Organic almond grower Andrew Rix said he was enticed by a Local Land Services grant that covered 25 per cent of the costs of the fish screen.
His device sits on top of the water and has three rotating mesh cylinders that are sprayed with water, so that anything stuck to the outside of the screen is returned to the river.
"The fish screen I chose offered the finest filtration, which is twice as fine as any filtering I was doing doing previously, which reduces all the algae and clogging of the drip hose," Mr Rix said.
The fish screen was designed to stop rotating if jammed, and Mr Rix said roughly once a week he needed to walk down the gangway to clear an obstruction but the benefits outweighed the disadvantages.
Not just environmental benefits
While the river is high at the moment, there are times when it stops flowing.
But Mr Rix said his fish screen floated and was likely to keep operating when the river level dropped.
"Because we're in the upper reaches we normally have about 1.5 metres of water at pool level and predictions are in the future they may have to drop that half a metre, so in peak demand, leaving us with a metre," he said.
"The old foot valves would have vortexed and sucked air.
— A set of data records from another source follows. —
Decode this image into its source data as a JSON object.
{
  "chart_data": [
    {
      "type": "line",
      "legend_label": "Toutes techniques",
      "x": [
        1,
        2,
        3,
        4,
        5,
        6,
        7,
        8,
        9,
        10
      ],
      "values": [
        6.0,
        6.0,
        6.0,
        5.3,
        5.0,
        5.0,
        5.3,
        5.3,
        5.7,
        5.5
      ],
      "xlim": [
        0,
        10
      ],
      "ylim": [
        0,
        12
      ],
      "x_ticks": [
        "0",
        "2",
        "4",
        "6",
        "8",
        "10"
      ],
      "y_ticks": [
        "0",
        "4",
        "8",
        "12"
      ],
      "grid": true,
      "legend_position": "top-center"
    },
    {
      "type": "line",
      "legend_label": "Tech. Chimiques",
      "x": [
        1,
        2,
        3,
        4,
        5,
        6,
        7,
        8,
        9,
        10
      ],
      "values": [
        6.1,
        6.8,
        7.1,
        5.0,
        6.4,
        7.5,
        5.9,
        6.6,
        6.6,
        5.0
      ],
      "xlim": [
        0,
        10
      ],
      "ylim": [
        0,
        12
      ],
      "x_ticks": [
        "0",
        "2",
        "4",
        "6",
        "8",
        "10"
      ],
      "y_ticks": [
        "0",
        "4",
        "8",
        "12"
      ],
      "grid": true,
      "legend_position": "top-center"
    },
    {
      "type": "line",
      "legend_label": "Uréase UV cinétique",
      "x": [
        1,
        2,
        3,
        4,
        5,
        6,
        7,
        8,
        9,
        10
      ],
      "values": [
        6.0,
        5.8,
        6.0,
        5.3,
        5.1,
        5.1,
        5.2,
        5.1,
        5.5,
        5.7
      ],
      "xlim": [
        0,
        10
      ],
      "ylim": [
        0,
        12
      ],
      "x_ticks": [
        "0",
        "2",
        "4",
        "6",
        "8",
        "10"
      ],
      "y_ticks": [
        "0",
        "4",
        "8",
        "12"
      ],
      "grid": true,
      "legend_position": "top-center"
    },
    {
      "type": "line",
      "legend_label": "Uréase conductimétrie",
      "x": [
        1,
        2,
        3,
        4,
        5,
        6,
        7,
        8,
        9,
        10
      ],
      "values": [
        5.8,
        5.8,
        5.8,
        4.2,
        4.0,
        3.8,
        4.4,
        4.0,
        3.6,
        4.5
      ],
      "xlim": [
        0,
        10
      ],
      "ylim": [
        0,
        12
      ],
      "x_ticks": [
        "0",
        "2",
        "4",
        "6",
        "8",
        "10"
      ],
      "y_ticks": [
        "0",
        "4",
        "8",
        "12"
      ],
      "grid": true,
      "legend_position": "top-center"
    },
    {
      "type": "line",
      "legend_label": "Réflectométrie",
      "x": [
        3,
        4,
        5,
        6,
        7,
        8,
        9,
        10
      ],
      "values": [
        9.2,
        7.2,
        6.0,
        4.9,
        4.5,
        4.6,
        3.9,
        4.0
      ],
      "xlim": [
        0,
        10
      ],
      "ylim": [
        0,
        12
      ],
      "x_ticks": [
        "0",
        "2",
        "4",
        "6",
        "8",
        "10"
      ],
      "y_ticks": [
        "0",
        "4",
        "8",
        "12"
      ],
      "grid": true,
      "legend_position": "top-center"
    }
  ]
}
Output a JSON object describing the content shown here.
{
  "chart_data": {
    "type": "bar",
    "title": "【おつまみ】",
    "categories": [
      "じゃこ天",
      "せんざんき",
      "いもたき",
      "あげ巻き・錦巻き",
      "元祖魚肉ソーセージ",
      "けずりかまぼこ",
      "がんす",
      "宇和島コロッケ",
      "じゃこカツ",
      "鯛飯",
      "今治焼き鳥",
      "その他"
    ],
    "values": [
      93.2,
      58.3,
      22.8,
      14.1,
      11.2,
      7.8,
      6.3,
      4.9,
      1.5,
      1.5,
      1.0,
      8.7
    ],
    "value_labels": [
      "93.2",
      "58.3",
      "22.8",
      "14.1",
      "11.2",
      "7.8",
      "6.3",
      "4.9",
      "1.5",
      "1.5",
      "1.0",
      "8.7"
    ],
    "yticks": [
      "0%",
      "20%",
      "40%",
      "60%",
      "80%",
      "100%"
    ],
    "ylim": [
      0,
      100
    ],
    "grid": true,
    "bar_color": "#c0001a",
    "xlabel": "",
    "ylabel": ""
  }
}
These new ones, because they're over a bigger surface area and they float, I'm told they'll only need about 30-40 centimetres of water to operate."
Duxton Vineyards installed two mesh fish protection screens on the pumps for its 130-hectare Avoca vineyard, upstream of Pomona.
"It actually works off the suction of the water, which turns an internal propeller that causes the screen to rotate in a cylindrical fashion," the company's environmental manager Dylan Klingbiel said.
"And it has a brush on the inner and outer surfaces, the brush frees and removes any material that accumulates, keeping things like fish or sticks and leaves in the river system."
Mr Klingbiel said compared to a standard irrigation screen, it had a very low sphere of influence in the river system.
Duxton Vineyards general manager Wayne Ellis said the company was planning to install more fish screens at the other pumping stations it operated on the Darling River.
"We think in a full season you'd get a return on investment just from inside the business opposed to what it's doing to the environment," he said.
Due to the high water levels in the Darling this season, four of the foot valves at one of the vineyards were crushed by debris in February, taking the irrigation system offline.
Mr Ellis said the engineering of the fish screens removed the risk of being unable to irrigate while also benefiting the river.